The Future Problem Solving Program International
The Future Problem Solving Program International is a yearly conference aimed at "developing the critical and creative thinking abilities required to adapt to a changing society." It has competitive elements and attracts students from all around the world. Global Issues Problem Solving, Community Problem Solving, Scenario Writing, and Scenario Performance are the four competitive components available.
The scope of these events allows students to highlight their unique problem-solving abilities without requiring extensive technical knowledge. Each June, the winners of each category speak at the International Conference, and participants may expect to develop critical skills known as the four C's: creativity, critical thinking, communication, and collaboration.
International Genetically Engineered Machine Competition (iGEM)
Students compete for prizes in the International Genetically Engineered Machine (also known as iGEM) Competition by building genetically engineered systems out of standard biological pieces known as BioBricks. The winning high school level project in 2020 built a diagnostic tool that can more easily detect viral infections by using a modified version of rolling circle amplication. This method was then used to assess the quality of natural Chinese medications.

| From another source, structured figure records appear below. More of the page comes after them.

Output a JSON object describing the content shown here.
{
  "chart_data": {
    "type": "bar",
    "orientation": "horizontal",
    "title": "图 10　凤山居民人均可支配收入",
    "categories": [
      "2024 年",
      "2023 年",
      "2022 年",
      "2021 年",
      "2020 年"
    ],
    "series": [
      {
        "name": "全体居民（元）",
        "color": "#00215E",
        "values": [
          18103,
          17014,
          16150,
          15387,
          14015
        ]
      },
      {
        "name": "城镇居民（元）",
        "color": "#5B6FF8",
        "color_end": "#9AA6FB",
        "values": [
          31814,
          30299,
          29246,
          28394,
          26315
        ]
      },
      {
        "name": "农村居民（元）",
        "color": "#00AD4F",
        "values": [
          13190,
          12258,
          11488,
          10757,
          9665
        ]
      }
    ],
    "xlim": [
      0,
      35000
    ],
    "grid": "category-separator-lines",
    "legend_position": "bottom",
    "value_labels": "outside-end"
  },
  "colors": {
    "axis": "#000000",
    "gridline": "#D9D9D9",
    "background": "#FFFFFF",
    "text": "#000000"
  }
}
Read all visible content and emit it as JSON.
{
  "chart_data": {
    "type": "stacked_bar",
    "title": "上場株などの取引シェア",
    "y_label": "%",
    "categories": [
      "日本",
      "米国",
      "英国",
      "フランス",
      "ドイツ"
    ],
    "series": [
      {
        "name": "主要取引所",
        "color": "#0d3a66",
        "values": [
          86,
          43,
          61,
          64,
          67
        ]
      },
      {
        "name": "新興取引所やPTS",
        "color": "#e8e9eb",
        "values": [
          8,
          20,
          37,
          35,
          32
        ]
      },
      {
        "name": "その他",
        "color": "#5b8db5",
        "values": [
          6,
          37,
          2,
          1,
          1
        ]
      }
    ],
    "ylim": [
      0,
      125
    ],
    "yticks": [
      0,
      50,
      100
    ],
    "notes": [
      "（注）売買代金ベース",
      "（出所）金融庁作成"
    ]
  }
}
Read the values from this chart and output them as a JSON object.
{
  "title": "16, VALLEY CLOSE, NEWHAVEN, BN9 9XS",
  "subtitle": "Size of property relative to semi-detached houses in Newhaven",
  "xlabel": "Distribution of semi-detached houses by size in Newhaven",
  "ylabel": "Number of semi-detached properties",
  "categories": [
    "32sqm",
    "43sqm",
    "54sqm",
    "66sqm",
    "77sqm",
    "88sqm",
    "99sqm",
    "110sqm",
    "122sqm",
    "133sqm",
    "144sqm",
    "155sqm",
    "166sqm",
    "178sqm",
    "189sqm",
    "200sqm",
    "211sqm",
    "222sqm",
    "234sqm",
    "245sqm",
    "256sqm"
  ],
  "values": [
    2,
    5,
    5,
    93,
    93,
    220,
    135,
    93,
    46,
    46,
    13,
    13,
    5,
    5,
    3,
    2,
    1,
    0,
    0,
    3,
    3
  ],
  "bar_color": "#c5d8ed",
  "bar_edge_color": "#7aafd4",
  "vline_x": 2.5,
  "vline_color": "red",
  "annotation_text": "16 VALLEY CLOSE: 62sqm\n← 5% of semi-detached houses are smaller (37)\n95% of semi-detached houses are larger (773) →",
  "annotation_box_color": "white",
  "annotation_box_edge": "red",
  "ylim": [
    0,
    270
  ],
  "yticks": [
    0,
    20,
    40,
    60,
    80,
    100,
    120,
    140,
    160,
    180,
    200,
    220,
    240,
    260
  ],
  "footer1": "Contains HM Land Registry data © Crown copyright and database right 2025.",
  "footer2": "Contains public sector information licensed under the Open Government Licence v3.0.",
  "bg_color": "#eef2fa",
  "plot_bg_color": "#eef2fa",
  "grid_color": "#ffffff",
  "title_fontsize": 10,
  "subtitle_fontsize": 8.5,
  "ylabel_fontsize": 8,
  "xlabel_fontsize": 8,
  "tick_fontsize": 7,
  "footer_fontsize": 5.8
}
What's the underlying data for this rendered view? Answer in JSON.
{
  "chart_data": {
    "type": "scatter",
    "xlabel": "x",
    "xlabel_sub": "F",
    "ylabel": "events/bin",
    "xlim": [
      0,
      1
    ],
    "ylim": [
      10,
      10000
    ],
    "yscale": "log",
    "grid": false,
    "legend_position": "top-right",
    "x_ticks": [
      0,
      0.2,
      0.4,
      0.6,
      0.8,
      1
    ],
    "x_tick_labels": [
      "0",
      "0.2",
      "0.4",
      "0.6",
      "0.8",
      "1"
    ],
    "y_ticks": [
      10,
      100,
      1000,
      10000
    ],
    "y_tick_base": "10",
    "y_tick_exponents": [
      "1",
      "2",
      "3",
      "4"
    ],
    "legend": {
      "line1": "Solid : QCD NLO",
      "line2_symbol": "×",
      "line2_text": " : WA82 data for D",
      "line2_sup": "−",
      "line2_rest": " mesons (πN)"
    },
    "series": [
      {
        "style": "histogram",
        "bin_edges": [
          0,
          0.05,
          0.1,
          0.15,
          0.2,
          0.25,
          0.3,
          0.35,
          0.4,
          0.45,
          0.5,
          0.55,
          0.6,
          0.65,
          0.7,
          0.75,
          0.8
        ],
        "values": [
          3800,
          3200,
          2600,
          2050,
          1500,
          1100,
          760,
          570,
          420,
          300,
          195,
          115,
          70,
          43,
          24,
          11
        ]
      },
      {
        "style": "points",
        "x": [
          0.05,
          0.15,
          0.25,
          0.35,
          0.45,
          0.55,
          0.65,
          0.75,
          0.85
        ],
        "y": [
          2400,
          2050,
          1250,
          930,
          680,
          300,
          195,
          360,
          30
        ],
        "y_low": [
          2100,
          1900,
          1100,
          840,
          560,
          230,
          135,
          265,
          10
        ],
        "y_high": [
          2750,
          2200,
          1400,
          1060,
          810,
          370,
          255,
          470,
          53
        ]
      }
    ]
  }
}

Students not only learn the skills and information required to work in the field of genetic engineering, but they also learn the iGEM values, which include, among other things, integrity, sportsmanship, respect, honesty, effort, and excellence.
Odyssey of the Mind
Odyssey of the Mind is a long-running creative problem-solving tournament that takes place at all levels, from classroom to global. Students can get involved as early as elementary school, and STEM skills will be integrated with performance, arts, and history.
Students in previous projects have turned Pandora's Box into a video game, created robotic pets, built original team-made vehicles, and even conducted detective work. It’s a great way to flex your creative juices and explore some exciting new projects!
Engineering programs are often among the hardest programs to get into at universities. High test scores and GPAs won't cut it: students also need a strong extracurricular profile.
By joining (or even starting) unique engineering-related clubs at your school, as well as participating in engineering-related competitions, hopefully you can show meaningful depth in this activity.